🤖 AI Summary
This study addresses the evaluation and enhancement of large language model (LLM) capabilities for low-resource African languages. Focusing on natural language inference, mathematical reasoning, and multiple-choice knowledge question answering, we introduce IrokoBench—the first typologically balanced, human-translated, multi-task benchmark covering 17 African languages. We propose a novel test-set translation paradigm to systematically assess zero-shot and few-shot performance across 10 open-source and 6 closed-source LLMs. Our analysis reveals, for the first time, a performance compensation effect under test-set translation for English-centric models, quantifying a substantial gap between LLM performance on African languages versus English: average accuracy is only 60% of English performance, with Gemma 2 27B achieving merely 63% of GPT-4o’s score. Crucially, test-set translation significantly boosts performance of strong English-language models—including Gemma 2 27B and LLaMA 3.1 70B—on African languages.
📝 Abstract
Despite the widespread adoption of Large language models (LLMs), their remarkable capabilities remain limited to a few high-resource languages. Additionally, many low-resource languages (eg African languages) are often evaluated only on basic text classification tasks due to the lack of appropriate or comprehensive benchmarks outside of high-resource languages. In this paper, we introduce IrokoBench -- a human-translated benchmark dataset for 17 typologically-diverse low-resource African languages covering three tasks: natural language inference~(AfriXNLI), mathematical reasoning~(AfriMGSM), and multi-choice knowledge-based question answering~(AfriMMLU). We use IrokoBench to evaluate zero-shot, few-shot, and translate-test settings~(where test sets are translated into English) across 10 open and six proprietary LLMs.

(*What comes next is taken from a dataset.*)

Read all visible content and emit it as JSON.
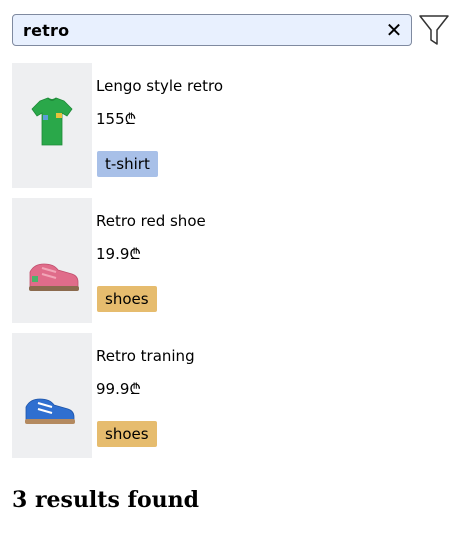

Our evaluation reveals a significant performance gap between high-resource languages~(such as English and French) and low-resource African languages. We observe a significant performance gap between open and proprietary models, with the highest performing open model, Gemma 2 27B only at 63% of the best-performing proprietary model GPT-4o performance. In addition, machine translating the test set to English before evaluation helped to close the gap for larger models that are English-centric, such as Gemma 2 27B and LLaMa 3.1 70B. These findings suggest that more efforts are needed to develop and adapt LLMs for African languages.